I turned and faced the grave once again. I approached it and read her name in the worn bronze plaque. Marilyn Monroe, 1926-1962. Thirty-six years old when they found her dead in her room in a pile of soiled sheets. Who were they? I wondered and sighed, knowing that we will probably never know for sure.

As I leaned in and planted a firm kiss on the granite, I tried to empty my brain of all thoughts except one – “thank you.” I held my kiss for a few moments, thinking of her. I saw her laughing, a fingernail dangling precariously from her mouth, that one fingernail seeming to balance the whole of her arm from its delicate perch. I saw her crying, no make-up on, howling into a pillow after one of her three divorces. I heard the catcalls she endured and the invectives she threw back, reducing men to what she knew they were: baboons and bonobos. I held my kiss because I never knew her, even when I saw her on screen or in my daydreams. She wasn’t the things we thought about her because she was and will always be more than these things. She was a person. As I parted lips with the cold, salty, pink granite, I remembered, she was a person. 

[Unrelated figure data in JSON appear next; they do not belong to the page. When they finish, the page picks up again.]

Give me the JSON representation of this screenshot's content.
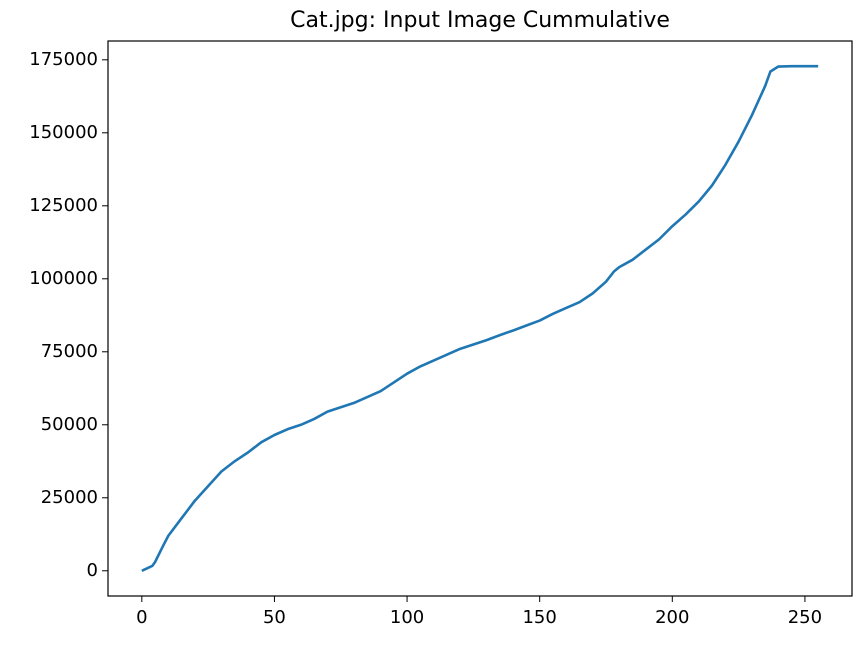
{
  "chart_data": {
    "type": "line",
    "title": "Cat.jpg: Input Image Cummulative",
    "x": [
      0,
      4,
      5,
      8,
      10,
      15,
      20,
      25,
      30,
      35,
      40,
      45,
      50,
      55,
      60,
      65,
      70,
      75,
      80,
      85,
      90,
      95,
      100,
      105,
      110,
      115,
      120,
      125,
      130,
      135,
      140,
      145,
      150,
      155,
      160,
      165,
      170,
      175,
      178,
      180,
      185,
      190,
      195,
      200,
      205,
      210,
      215,
      220,
      225,
      230,
      235,
      237,
      240,
      245,
      250,
      255
    ],
    "series": [
      {
        "color": "#1f77b4",
        "values": [
          0,
          1700,
          3000,
          8500,
          12000,
          18000,
          24000,
          29000,
          34000,
          37500,
          40500,
          44000,
          46500,
          48500,
          50000,
          52000,
          54500,
          56000,
          57500,
          59500,
          61500,
          64500,
          67500,
          70000,
          72000,
          74000,
          76000,
          77500,
          79000,
          80700,
          82300,
          84000,
          85700,
          88000,
          90000,
          92000,
          95000,
          99000,
          102500,
          104000,
          106500,
          110000,
          113500,
          118000,
          122000,
          126500,
          132000,
          139000,
          147000,
          156000,
          166000,
          171000,
          172700,
          172800,
          172800,
          172800
        ]
      }
    ],
    "xlim": [
      -12.75,
      267.75
    ],
    "xticks": [
      0,
      50,
      100,
      150,
      200,
      250
    ],
    "ylim": [
      -8640,
      181440
    ],
    "yticks": [
      0,
      25000,
      50000,
      75000,
      100000,
      125000,
      150000,
      175000
    ],
    "grid": false
  }
}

Dani and I walked back to her car, hand in hand. We didn’t hurry, there was no reason to. The fantasy, jointly imagined, of the two of us as renegade graffiti artists, adorning a grave with our homage to its occupier, that had faded. We were left with what we were: two children playing at symbolism in an empty graveyard. 

Listening to the sound of the gate ratcheting closed behind us, we climbed into the car and Dani blasted the AC. She placed the blue plastic bag in the console between the seats. The sun had already begun its descent below the horizon and its reflection off the buildings was a softer shade of orange, no longer punishing to the eyes. I felt tears welling up and I tried to hold them back but they overpowered me. I let loose a choking sob and suddenly, Dani’s arms were around my neck.

“It’s not fair,” I mumbled, “all alone like that.”

“She’s not alone,” Dani whispered.

“Yes, she is,” I said, sounding defeated and angry, “she slept alone her last night on Earth and she’s slept alone in that fucking box every night since 1962. She’s going to sleep alone tonight, and tomorrow, and every night.”

“No, she won’t, Doll” Dani whispered again.

“How do you know?” I almost shouted.

Dani separated from me and drew back. She smiled, peeking over the rim of her sunglasses so that I could see her eyes. She reached down and patted the blue plastic bag between us. “Because she’ll sleep here. She’ll sleep in my car forever.”